Department of Physiology and Division of Pathology, Michigan State University, East Lansing, MI 48824, USA.
Biochem J. 2009 Dec 14;425(1):169-78. doi: 10.1042/BJ20090908.
Tumor necrosis factor-α (TNFα) is a multifunctional cytokine involved in the pathophysiology of many chronic inflammatory diseases. TNFα activation of the nuclear factor κB (NFκB) signaling pathway particularly in macrophages has been implicated in many diseases. We demonstrate here that G-protein coupled receptor kinase-2 and 5 (GRK2 and 5) regulate TNFα-induced NFκB signaling in Raw264.7 macrophages. RNAi knockdown of GRK2 or 5 in macrophages significantly inhibits TNFα-induced IκBα phosphorylation and degradation, NFκB activation, and expression of the NFκB-regulated gene, macrophage inflammatory protein-1β. Consistent with these results, over-expression of GRK2 or 5 enhances TNFα-induced NFκB activity. In addition,we show that GRK2 and 5 interact with IκBα via the N-terminal domain of IκBα and that IκBα isa substrate for GRK2 and 5 in vitro. Furthermore, we also find that GRK5 but not GRK2 phosphorylates IκBα at the same amino acid residues (Ser32/36) as that of IKKβ. Interestingly,associated with these results, knockdown of IKKβ in Raw264.7 macrophages did not affect TNFα-induced IκBα phosphorylation. Taken together, these results demonstrate that both GRK2 and 5 are important and novel mediators of a non-traditional IκBα-NFκB signaling pathway.

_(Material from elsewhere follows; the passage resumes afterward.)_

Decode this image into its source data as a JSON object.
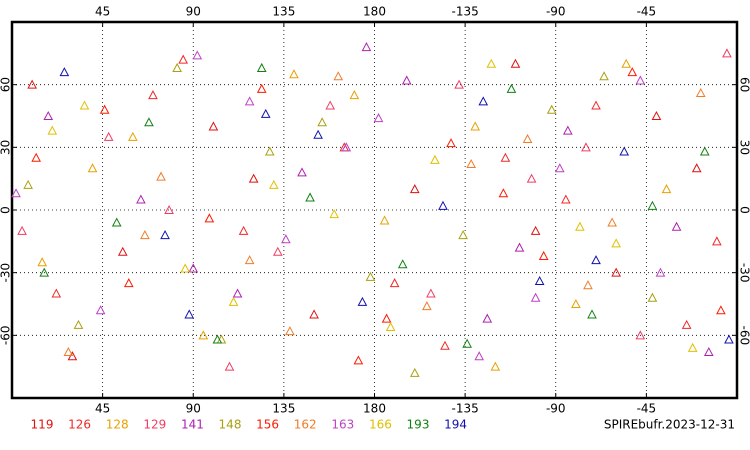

肿瘤坏死因子-α(TNFα)是一种多功能细胞因子,参与许多慢性炎症性疾病的病理生理学过程。TNFα 激活核因子 κB(NFκB)信号通路,特别是在巨噬细胞中,与许多疾病有关。我们在这里证明,G 蛋白偶联受体激酶 2 和 5(GRK2 和 5)调节 Raw264.7 巨噬细胞中 TNFα 诱导的 NFκB 信号转导。巨噬细胞中 GRK2 或 5 的 RNAi 敲低显著抑制 TNFα 诱导的 IκBα 磷酸化和降解、NFκB 激活以及 NFκB 调节基因巨噬细胞炎症蛋白-1β的表达。与这些结果一致,GRK2 或 5 的过表达增强了 TNFα 诱导的 NFκB 活性。此外,我们表明 GRK2 和 5 通过 IκBα 的 N 端结构域与 IκBα 相互作用,并且 IκBα 是 GRK2 和 5 的体外底物。此外,我们还发现 GRK5 但不是 GRK2 在 IKKβ 相同的氨基酸残基(Ser32/36)上磷酸化 IκBα。有趣的是,与这些结果一致,Raw264.7 巨噬细胞中 IKKβ 的敲低不影响 TNFα 诱导的 IκBα 磷酸化。总之,这些结果表明,GRK2 和 5 都是非传统 IκBα-NFκB 信号通路的重要和新型介质。